Vaccine science began with the idea of inoculation. Inoculation, in this context, is when somebody is exposed to a disease in very small amounts so their body can experience the disease and learn how to fight it with much less severe consequences. By the 1700s this had been done in some parts of the world, but according to this study of the origins of inoculation, the first record we have of the idea being introduced in the American Colonies was through an African slave named Onesimus from the area that is now Libya. When Onesimus was asked whether he had had smallpox his answer was, “Yes, and no.” He then went on to explain how his people had often used this small operation on whomever was willing, so they could be “forever free of the fear of contagion.” This story was collaborated by other African slaves, and the study of inoculation had begun in the American Colonies.
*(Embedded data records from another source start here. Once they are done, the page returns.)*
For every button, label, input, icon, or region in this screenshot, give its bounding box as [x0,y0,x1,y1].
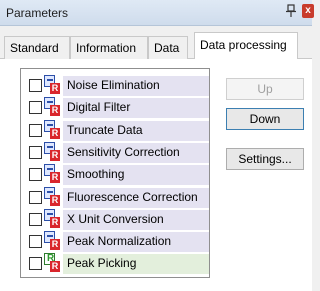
item-checkbox[interactable] [29,101,42,115]
list-item[interactable]: R Sensitivity Correction [29,141,209,163]
blue-document-icon: R [44,231,64,251]
blue-document-icon: R [44,119,64,140]
r-badge-icon: R [50,127,60,139]
tab-data[interactable]: Data [148,36,188,59]
pin-icon[interactable] [286,4,296,18]
list-item[interactable]: R Fluorescence Correction [29,186,209,208]
item-label: X Unit Conversion [67,211,164,226]
item-checkbox[interactable] [29,190,42,204]
processing-list[interactable]: R Noise Elimination R Digital Filter R Trunca… [20,68,210,278]
blue-document-icon: R [44,75,64,95]
item-label: Digital Filter [67,100,131,115]
tab-data-processing[interactable]: Data processing [194,32,298,60]
item-checkbox[interactable] [29,79,42,92]
blue-document-icon: R [44,208,64,229]
r-badge-icon: R [50,239,60,251]
list-item[interactable]: R Peak Normalization [29,231,209,253]
item-checkbox[interactable] [29,257,42,271]
item-label: Fluorescence Correction [67,189,198,204]
window-title: Parameters [6,6,69,20]
item-checkbox[interactable] [29,145,42,159]
down-button[interactable]: Down [226,108,304,130]
item-label: Sensitivity Correction [67,144,180,159]
list-item[interactable]: R Noise Elimination [29,75,209,96]
item-label: Smoothing [67,167,125,182]
r-badge-icon: R [50,149,60,161]
r-badge-icon: R [50,194,60,206]
parameters-window: Parameters x Standard Information Data D… [0,0,314,291]
tab-standard[interactable]: Standard [4,36,70,59]
item-checkbox[interactable] [29,212,42,226]
blue-document-icon: R [44,97,64,117]
list-item[interactable]: R Truncate Data [29,119,209,141]
item-label: Truncate Data [67,122,143,137]
list-item[interactable]: R Digital Filter [29,97,209,119]
green-document-icon: RR [44,253,64,273]
item-checkbox[interactable] [29,235,42,249]
settings-button[interactable]: Settings... [226,148,304,170]
item-checkbox[interactable] [29,123,42,137]
blue-document-icon: R [44,164,64,184]
r-badge-icon: R [50,216,60,228]
r-badge-icon: R [50,261,60,273]
tab-strip: Standard Information Data Data processin… [0,26,312,60]
blue-document-icon: R [44,186,64,207]
r-badge-icon: R [50,105,60,117]
r-badge-icon: R [50,83,60,94]
blue-document-icon: R [44,141,64,162]
list-item[interactable]: R R Peak Picking [29,253,209,275]
tab-information[interactable]: Information [70,36,148,59]
item-label: Peak Picking [67,256,137,271]
item-checkbox[interactable] [29,168,42,182]
close-icon[interactable]: x [302,4,314,18]
r-badge-icon: R [50,172,60,184]
item-label: Noise Elimination [67,78,160,92]
list-item[interactable]: R X Unit Conversion [29,208,209,230]
up-button[interactable]: Up [226,78,304,100]
item-label: Peak Normalization [67,234,172,249]
list-item[interactable]: R Smoothing [29,164,209,186]
title-bar: Parameters x [0,0,314,26]
data-processing-panel: R Noise Elimination R Digital Filter R Trunca… [0,59,312,291]
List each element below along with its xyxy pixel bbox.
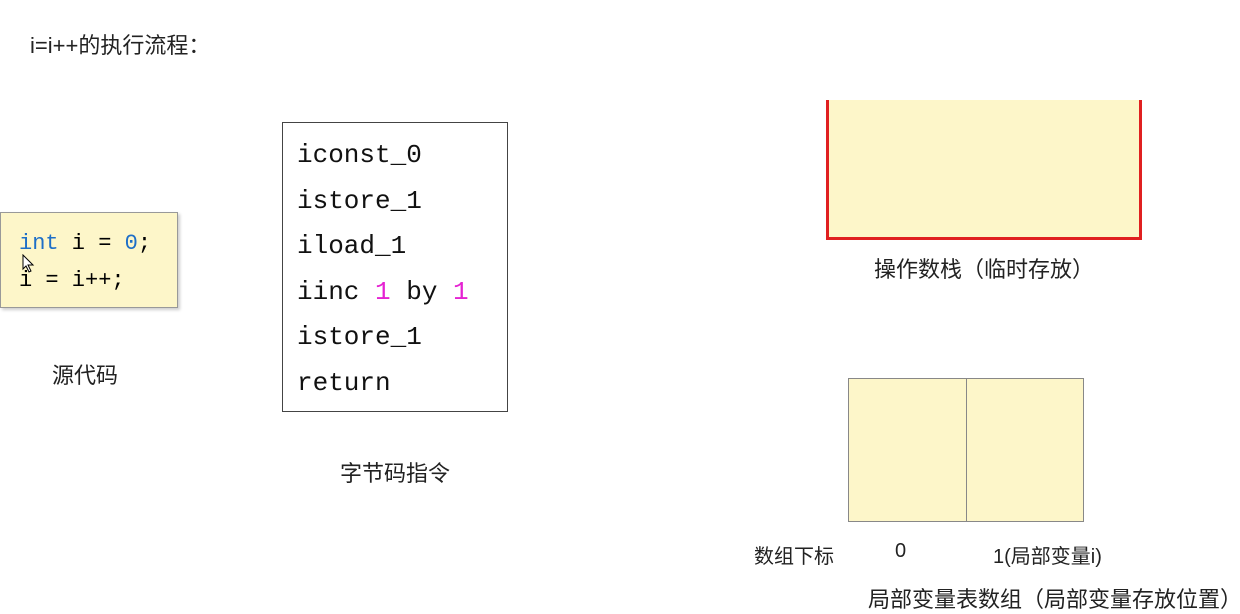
local-var-table-label: 局部变量表数组（局部变量存放位置） [868,582,1240,614]
semicolon: ; [138,231,151,256]
operand-stack-label: 操作数栈（临时存放） [874,252,1094,284]
source-label: 源代码 [52,358,118,390]
array-index-0: 0 [895,540,906,563]
bytecode-line: iinc 1 by 1 [297,270,493,316]
source-code-box: int i = 0; i = i++; [0,212,178,308]
bytecode-line: iconst_0 [297,133,493,179]
bytecode-line: istore_1 [297,179,493,225]
bytecode-box: iconst_0 istore_1 iload_1 iinc 1 by 1 is… [282,122,508,412]
bytecode-text: by [391,277,453,307]
bytecode-operand: 1 [375,277,391,307]
diagram-title: i=i++的执行流程： [30,28,210,60]
bytecode-text: iinc [297,277,375,307]
operand-stack-box [826,100,1142,240]
source-line-1: int i = 0; [19,225,159,262]
source-text: i = [59,231,125,256]
lvt-cell-1 [967,379,1084,521]
keyword-int: int [19,231,59,256]
number-zero: 0 [125,231,138,256]
bytecode-line: istore_1 [297,315,493,361]
local-var-table-box [848,378,1084,522]
array-index-label: 数组下标 [754,540,834,569]
bytecode-label: 字节码指令 [340,456,450,488]
source-line-2: i = i++; [19,262,159,299]
bytecode-line: return [297,361,493,407]
array-index-1: 1(局部变量i) [993,540,1102,569]
bytecode-line: iload_1 [297,224,493,270]
lvt-cell-0 [849,379,967,521]
bytecode-operand: 1 [453,277,469,307]
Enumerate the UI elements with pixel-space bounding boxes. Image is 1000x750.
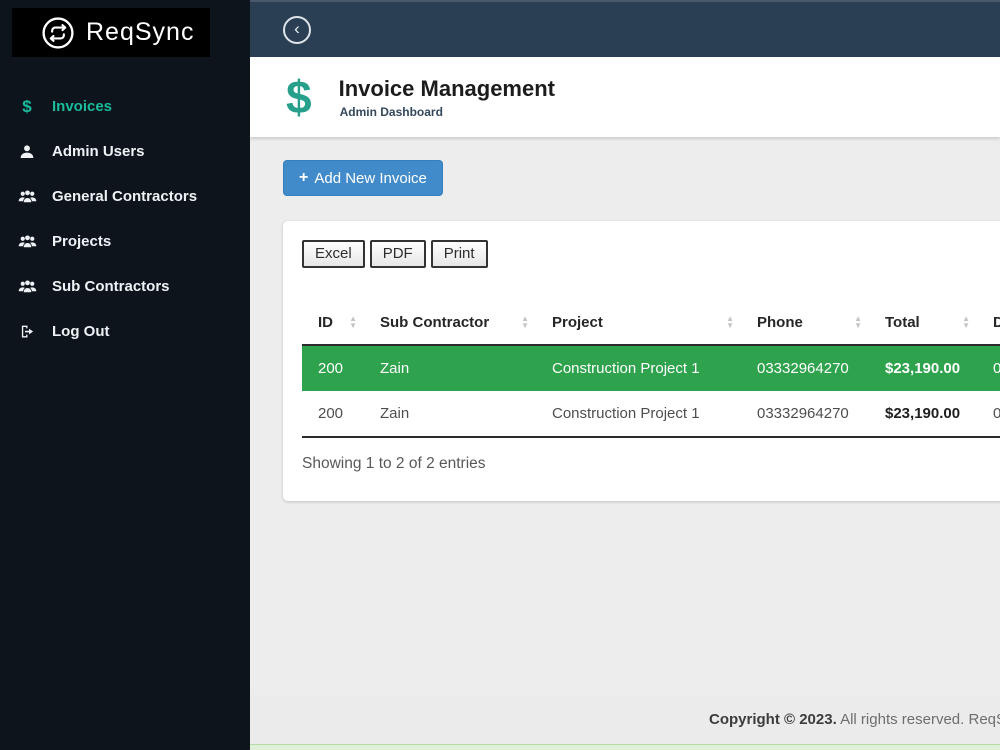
table-row-selected[interactable]: 200 Zain Construction Project 1 03332964… <box>302 345 1000 391</box>
column-header-project[interactable]: Project ▲ ▼ <box>536 304 741 346</box>
table-info: Showing 1 to 2 of 2 entries <box>302 455 486 472</box>
column-header-sub-contractor[interactable]: Sub Contractor ▲ ▼ <box>364 304 536 346</box>
page-titles: Invoice Management Admin Dashboard <box>339 76 555 119</box>
dollar-icon: $ <box>286 71 312 123</box>
page-subtitle: Admin Dashboard <box>339 104 443 119</box>
export-excel-button[interactable]: Excel <box>302 240 365 268</box>
sidebar-item-label: Admin Users <box>52 143 145 160</box>
cell-phone: 03332964270 <box>741 345 869 391</box>
table-header-row: ID ▲ ▼ Sub Contractor ▲ ▼ Project ▲ ▼ Phone ▲ ▼ … <box>302 304 1000 346</box>
cell-project: Construction Project 1 <box>536 391 741 438</box>
users-icon <box>15 234 39 249</box>
cell-id: 200 <box>302 345 364 391</box>
sidebar-item-label: Sub Contractors <box>52 278 170 295</box>
column-label: Phone <box>757 314 803 331</box>
plus-icon: + <box>299 169 309 186</box>
sort-icon: ▲ ▼ <box>521 314 529 330</box>
export-print-button[interactable]: Print <box>430 240 488 268</box>
collapse-sidebar-button[interactable]: ‹ <box>283 15 311 44</box>
sidebar-item-label: Invoices <box>52 98 113 115</box>
brand-logo[interactable]: ReqSync <box>12 8 210 57</box>
column-header-phone[interactable]: Phone ▲ ▼ <box>741 304 869 346</box>
bottom-strip <box>250 744 1000 750</box>
sidebar-item-projects[interactable]: Projects <box>0 219 250 264</box>
column-label: ID <box>318 314 333 331</box>
sidebar-item-sub-contractors[interactable]: Sub Contractors <box>0 264 250 309</box>
footer: Copyright © 2023. All rights reserved. R… <box>250 695 1000 744</box>
copyright-bold: Copyright © 2023. <box>709 711 837 728</box>
page-title: Invoice Management <box>338 75 555 101</box>
cell-sub-contractor: Zain <box>364 345 536 391</box>
table-row[interactable]: 200 Zain Construction Project 1 03332964… <box>302 391 1000 438</box>
sidebar-menu: $ Invoices Admin Users General Contracto… <box>0 84 250 354</box>
sidebar-item-admin-users[interactable]: Admin Users <box>0 129 250 174</box>
column-header-date[interactable]: Date <box>977 304 1000 346</box>
sync-icon <box>40 15 76 51</box>
sidebar-item-label: General Contractors <box>52 188 198 205</box>
cell-phone: 03332964270 <box>741 391 869 438</box>
users-icon <box>15 189 39 204</box>
logout-icon <box>15 324 39 339</box>
users-icon <box>15 279 39 294</box>
brand-name: ReqSync <box>86 18 195 46</box>
content-area: + Add New Invoice Excel PDF Print ID ▲ ▼ S… <box>250 137 1000 695</box>
add-new-invoice-label: Add New Invoice <box>314 169 427 187</box>
sidebar: ReqSync $ Invoices Admin Users General C… <box>0 0 250 750</box>
sidebar-item-invoices[interactable]: $ Invoices <box>0 84 250 129</box>
sort-icon: ▲ ▼ <box>726 314 734 330</box>
invoice-table-card: Excel PDF Print ID ▲ ▼ Sub Contractor ▲ ▼ Pr… <box>283 221 1000 501</box>
sort-icon: ▲ ▼ <box>962 314 970 330</box>
cell-date: 09 <box>977 391 1000 438</box>
column-label: Sub Contractor <box>380 314 490 331</box>
copyright-trail: ReqSync <box>968 711 1000 728</box>
sidebar-item-label: Log Out <box>52 323 110 340</box>
topbar: ‹ <box>250 0 1000 57</box>
user-icon <box>15 144 39 160</box>
sort-icon: ▲ ▼ <box>349 314 357 330</box>
sidebar-item-label: Projects <box>52 233 112 250</box>
cell-total: $23,190.00 <box>869 391 977 438</box>
cell-project: Construction Project 1 <box>536 345 741 391</box>
cell-date: 09 <box>977 345 1000 391</box>
cell-sub-contractor: Zain <box>364 391 536 438</box>
invoices-table: ID ▲ ▼ Sub Contractor ▲ ▼ Project ▲ ▼ Phone ▲ ▼ … <box>302 304 1000 438</box>
page-header: $ Invoice Management Admin Dashboard <box>250 57 1000 137</box>
export-pdf-button[interactable]: PDF <box>369 240 426 268</box>
export-buttons: Excel PDF Print <box>302 240 1000 268</box>
sort-icon: ▲ ▼ <box>854 314 862 330</box>
column-label: Date <box>993 314 1000 331</box>
column-label: Project <box>552 314 603 331</box>
cell-total: $23,190.00 <box>869 345 977 391</box>
column-header-total[interactable]: Total ▲ ▼ <box>869 304 977 346</box>
column-header-id[interactable]: ID ▲ ▼ <box>302 304 364 346</box>
dollar-icon: $ <box>22 96 32 116</box>
sidebar-item-general-contractors[interactable]: General Contractors <box>0 174 250 219</box>
sidebar-item-log-out[interactable]: Log Out <box>0 309 250 354</box>
column-label: Total <box>885 314 920 331</box>
copyright-text: Copyright © 2023. All rights reserved. R… <box>709 711 1000 728</box>
copyright-rest: All rights reserved. <box>840 711 965 728</box>
add-new-invoice-button[interactable]: + Add New Invoice <box>283 160 443 196</box>
main-area: ‹ $ Invoice Management Admin Dashboard +… <box>250 0 1000 750</box>
cell-id: 200 <box>302 391 364 438</box>
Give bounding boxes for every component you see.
Moving through the centuries, scientists have used this subject to discover ways to make vaccination safer and have made huge advances in disease prevention. The exciting news is that we have been able to utilize centuries of research to develop the newest vaccines for COVID-19.
In December, at a forum hosted by the National Urban League Dr. Anthony Fauci recognized Dr. Kizzmekia Corbett as “an African American scientist who is right at the forefront of the development of the vaccine.” According to Dr. Corbett’s biography on the American Society for Microbiology, she had already been researching coronaviruses for years, so it was natural that she would take the lead on developing a primary candidate vaccine against COVID-19 that is currently being distributed by Moderna. Her contributions have impacted the world through the development of the COVID-19 vaccine and many other areas of vaccine technology that will save lives for years to come.
There have been countless more contributions to disease prevention throughout history from African Americans. Celebrating black history is celebrating contributions that made it possible for us to fight the current pandemic and make our communities safer and healthier.